Donald Trump provoca l’Onu, le Nazioni Unite rispondono sfidando la decisione degli Stati Uniti di riconoscere Gerusalemme capitale di Israele e di spostare l’ambasciata nella Città santa. La comunità internazionale infligge dunque uno schiaffo al presidente americano sul palcoscenico diplomatico più importante. La mossa di Trump è stata considerata «una minaccia per la stabilità del Medio Oriente e per la pace e la sicurezza internazionali». Su 193 Paesi ben 128 hanno votato a favore della risoluzione presentata da Turchia e Yemen, appoggiata in massa dai Paesi arabi, musulmani ed europei. Nove quelli contrari, 35 gli astenuti. Mai come ora Donald Trump appare isolato nel mondo. Il solco sembra destinato ad allargarsi sempre di più, con sviluppi imprevedibili. Duro il commento dell’ambasciatrice americana al Palazzo di Vetro, Nikki Haley: Ce ne ricorderemo». Una minaccia neppure tanto velata dell’ambasciatrice, che ha parlato di «mancanza di rispetto» verso gli Usa, principali contributori delle Nazioni Unite. «Se i nostri investimenti falliscono, non portano risultati – ha aggiunto – allora abbiamo l’obbligo di destinare le nostre risorse ad altri obiettivi più produttivi». La distanza tra Usa e Onu rischia di diventare incolmabile, così come è difficile intravedere segnali di ripresa per il dialogo tra israeliani e palestinesi.
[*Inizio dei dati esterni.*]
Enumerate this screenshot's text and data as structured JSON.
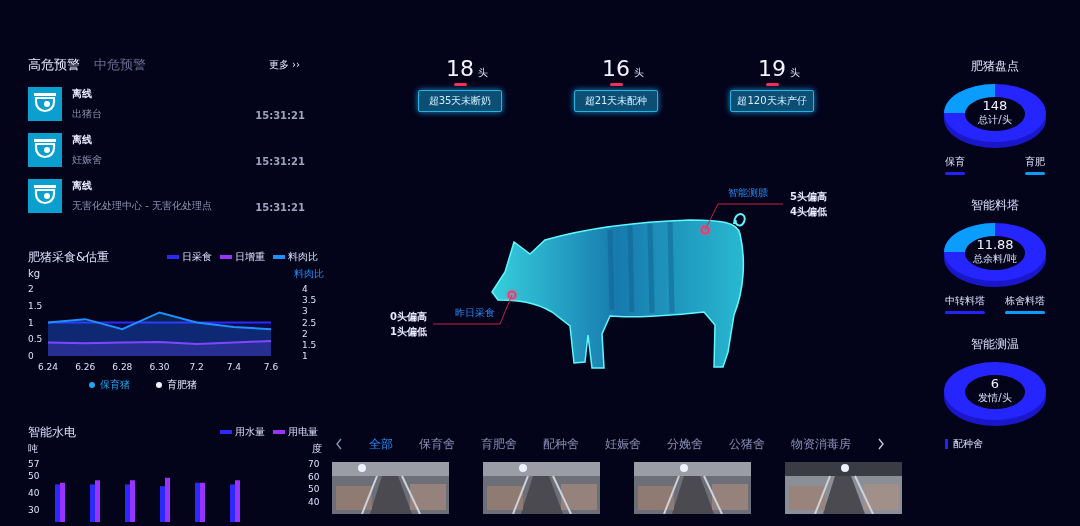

Per il premier Benyamin Netanyahu il voto dell’Assemblea generale è destinato «al secchio della spazzatura della storia».

COREA DEL NORD, “ECCO LE CITTÀ NEL MIRINO DEI SUOI MISSILI”

Gli ultimi test sui missili intercontinentali della Corea del Nord preoccupano tutti, ma la minaccia più immediata è in Giappone e Sud Corea. François Godement, direttore del Programma Asia e Cina dello European Council on Foreign Relations, ha spiegato che c’è incertezza sulla precisione dei missili nordcoreani, ma ha riconosciuto il rapido progresso dei programmi nucleari e balistici. «Nei suoi media ufficiali, la Corea del Nord non fa distinzione tra obiettivi tattici e strategici. Quelli militari includono le basi statunitensi nell’Asia pacifica, mentre gli obiettivi civili includono città in Giappone e negli Stati Uniti», ha dichiarato a La Stampa. Recentemente molti passeggeri di un aereo di linea hanno visto dai finestrini un missile nordcoreano. Esiste un rischio reale per le compagnie aeree: «La Corea del Nord ha avuto la fortuna che nessun test missilistico abbia causato vittime. Le compagnie aeree civili, le barche da pesca, e il territorio giapponese stesso, sono tutte potenziali vittime se un test dovesse fallire. Questo suggerisce che l’esercito popolare coreano ripone fiducia nelle proprie tecnologie balistiche, ma dimostra anche di avere una tolleranza molto elevata verso il rischio».